Idioms A-Z: Explained

by IELTS Australia — August 2nd, 2017

When it comes to idioms, you’ll probably understand every word, but you might have trouble interpreting the meaning. You must dig more and go deeper to understand what is behind the phrase. Let’s examine the meanings and historical information of 10 popular idioms to expand your grasp of the English language.

Click each idiom to see the history, meaning and use in a sentence.

The apple of one’s eye
Meaning

Person or thing of whom one is extremely fond and proud.

Origin

Originally denoting the pupil of the eye, considered to be a globular solid body; hence extended as a symbol of something cherished and watched over.

In a sentence

Please don’t say anything negative about that painting as it’s the apple of Lisa’s eye.

Take someone aback
Meaning

Shock, surprise or disconcert someone.

Origin

The frequently used passive form of the phrase (be taken aback) was adopted from a nautical terminology, describing the situation of a ship with its sails pressed back against the mast by headwind, preventing forward movement.

In a sentence

When I first met him, I was taken aback by his rude behaviour.

Back to the drawing board
Meaning

Start again to devise a new plan from the beginning because the present plan or course of action has been unsuccessful.

Origin

An architectural or engineering project is at its earliest phase when it exists only as a plan on a drawing board.

In a sentence

Our plans to acquire the new business fell through, so it’s back to the drawing board.

Better the devil you know
Meaning

It’s wiser to deal with an undesirable but familiar person or situation than to risk a change that might lead to a situation with worse difficulties or a person whose faults you have yet to discover.

Origin

A shortened form of the mid-19th century proverbial saying better than the devil you know than the devil you don’t know.

In a sentence

I don’t think Matthew is the best choice for Class President but better the devil you know.
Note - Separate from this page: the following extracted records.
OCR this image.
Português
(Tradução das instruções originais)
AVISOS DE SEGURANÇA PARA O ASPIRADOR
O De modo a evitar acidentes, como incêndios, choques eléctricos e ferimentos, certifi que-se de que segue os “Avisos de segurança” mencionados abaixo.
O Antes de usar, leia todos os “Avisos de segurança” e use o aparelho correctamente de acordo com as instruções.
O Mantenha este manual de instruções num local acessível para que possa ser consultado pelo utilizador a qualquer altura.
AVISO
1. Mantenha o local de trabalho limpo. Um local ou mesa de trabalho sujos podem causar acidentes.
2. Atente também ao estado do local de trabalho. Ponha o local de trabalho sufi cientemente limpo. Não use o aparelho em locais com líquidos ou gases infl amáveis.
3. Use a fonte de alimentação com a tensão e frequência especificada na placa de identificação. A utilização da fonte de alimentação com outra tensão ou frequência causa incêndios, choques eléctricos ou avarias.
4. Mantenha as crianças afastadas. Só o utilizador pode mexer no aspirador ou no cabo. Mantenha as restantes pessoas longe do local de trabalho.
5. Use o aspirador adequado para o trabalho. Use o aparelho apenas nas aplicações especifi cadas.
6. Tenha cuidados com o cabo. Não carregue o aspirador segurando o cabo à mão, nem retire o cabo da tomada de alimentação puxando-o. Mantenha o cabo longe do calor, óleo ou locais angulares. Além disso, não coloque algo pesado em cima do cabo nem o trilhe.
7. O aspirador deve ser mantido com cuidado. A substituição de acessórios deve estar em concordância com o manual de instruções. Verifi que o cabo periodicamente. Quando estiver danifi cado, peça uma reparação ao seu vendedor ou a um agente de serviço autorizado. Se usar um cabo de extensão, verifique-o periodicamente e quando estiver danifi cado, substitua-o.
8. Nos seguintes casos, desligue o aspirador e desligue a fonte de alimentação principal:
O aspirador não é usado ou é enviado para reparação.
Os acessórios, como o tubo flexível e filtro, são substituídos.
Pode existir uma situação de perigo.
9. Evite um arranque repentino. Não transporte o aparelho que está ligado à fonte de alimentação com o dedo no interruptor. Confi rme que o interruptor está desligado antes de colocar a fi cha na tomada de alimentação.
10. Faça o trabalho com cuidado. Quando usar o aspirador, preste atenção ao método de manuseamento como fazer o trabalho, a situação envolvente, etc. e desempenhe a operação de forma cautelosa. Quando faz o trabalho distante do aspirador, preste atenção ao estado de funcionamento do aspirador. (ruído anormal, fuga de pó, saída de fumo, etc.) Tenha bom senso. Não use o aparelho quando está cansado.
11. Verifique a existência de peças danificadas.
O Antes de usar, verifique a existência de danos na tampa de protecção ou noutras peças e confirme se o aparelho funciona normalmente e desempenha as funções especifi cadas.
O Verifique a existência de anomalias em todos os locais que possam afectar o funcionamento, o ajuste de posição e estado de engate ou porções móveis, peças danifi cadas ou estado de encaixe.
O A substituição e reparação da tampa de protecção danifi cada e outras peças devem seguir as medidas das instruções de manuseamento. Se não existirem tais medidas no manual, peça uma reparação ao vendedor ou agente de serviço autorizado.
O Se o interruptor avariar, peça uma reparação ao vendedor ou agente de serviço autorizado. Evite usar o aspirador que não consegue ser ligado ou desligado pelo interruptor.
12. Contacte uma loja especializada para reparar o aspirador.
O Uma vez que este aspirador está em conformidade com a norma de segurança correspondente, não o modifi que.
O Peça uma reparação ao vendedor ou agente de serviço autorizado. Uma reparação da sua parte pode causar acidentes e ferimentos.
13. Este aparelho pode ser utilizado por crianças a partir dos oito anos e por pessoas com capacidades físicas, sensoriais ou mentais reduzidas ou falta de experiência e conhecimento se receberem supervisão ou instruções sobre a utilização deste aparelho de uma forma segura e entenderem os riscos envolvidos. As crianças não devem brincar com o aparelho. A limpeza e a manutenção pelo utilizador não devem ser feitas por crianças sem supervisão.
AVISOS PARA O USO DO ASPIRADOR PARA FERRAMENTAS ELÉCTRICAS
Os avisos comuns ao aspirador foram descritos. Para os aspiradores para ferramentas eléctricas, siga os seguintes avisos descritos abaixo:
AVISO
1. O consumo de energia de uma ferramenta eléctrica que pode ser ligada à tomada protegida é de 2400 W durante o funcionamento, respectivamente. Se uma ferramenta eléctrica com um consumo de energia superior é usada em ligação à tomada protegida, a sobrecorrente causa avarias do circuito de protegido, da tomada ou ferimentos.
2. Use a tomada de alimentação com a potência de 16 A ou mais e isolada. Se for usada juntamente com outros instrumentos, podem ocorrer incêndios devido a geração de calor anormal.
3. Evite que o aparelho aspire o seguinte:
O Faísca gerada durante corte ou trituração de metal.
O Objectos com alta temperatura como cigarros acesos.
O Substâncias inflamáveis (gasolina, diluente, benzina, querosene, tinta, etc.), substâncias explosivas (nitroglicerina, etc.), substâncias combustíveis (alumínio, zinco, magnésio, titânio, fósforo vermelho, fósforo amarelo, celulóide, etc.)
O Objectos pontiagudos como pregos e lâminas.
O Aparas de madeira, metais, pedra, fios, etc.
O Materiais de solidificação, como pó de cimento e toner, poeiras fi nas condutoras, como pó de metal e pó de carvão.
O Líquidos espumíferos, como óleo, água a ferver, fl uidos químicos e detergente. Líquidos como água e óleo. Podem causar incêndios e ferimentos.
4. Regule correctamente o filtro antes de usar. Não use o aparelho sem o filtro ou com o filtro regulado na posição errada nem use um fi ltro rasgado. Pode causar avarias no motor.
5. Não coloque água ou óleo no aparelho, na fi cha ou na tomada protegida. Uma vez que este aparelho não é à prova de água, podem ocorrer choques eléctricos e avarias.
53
Have one’s cake and eat it
Meaning

Enjoy the advantages of two mutually incompatible situations.

Origin

Proverbial saying

In a sentence

David can’t have his cake and eat it, he must decide if he wants the promotion or move to another country.

Hold all the cards
Meaning

Be in the strongest and most advantageous position.

Origin

The idea is of a winning hand in a card game.

In a sentence

In the current tough labour market conditions, employers hold all the cards.

Let the cat out of the bag
Meaning

Reveal a secret, especially carelessly or by mistake.

Origin

In the mid-18th century, there was a similar metaphorical use of bag cf. vider le sac literally “empty the bag’ meaning to “tell the whole story”

In a sentence

Under intense pressure to explain her visits to the doctor, Delia let the cat out of the bag and announced that she is pregnant.

Take it on the chin
Meaning

Endure or accept misfortune courageously.

Origin

A metaphor from boxing.

In a sentence

Melissa really took it on the chin today when she got reprimanded for missing her flight.

When the chips are down
Meaning

When one is in a very serious and difficult situation.

Origin

Chips refer to gambling chips here.

In a sentence

Uncle Joe is someone you can depend on when the chips are down.

Bring down the curtain on
Meaning

Bring to an end.

Origin

Referring to the screen that is lowered at the front of the stage in the theatre at the end of a performance.

In a sentence

Both leaders should be brought together to bring down the curtain on years of battling between the two countries.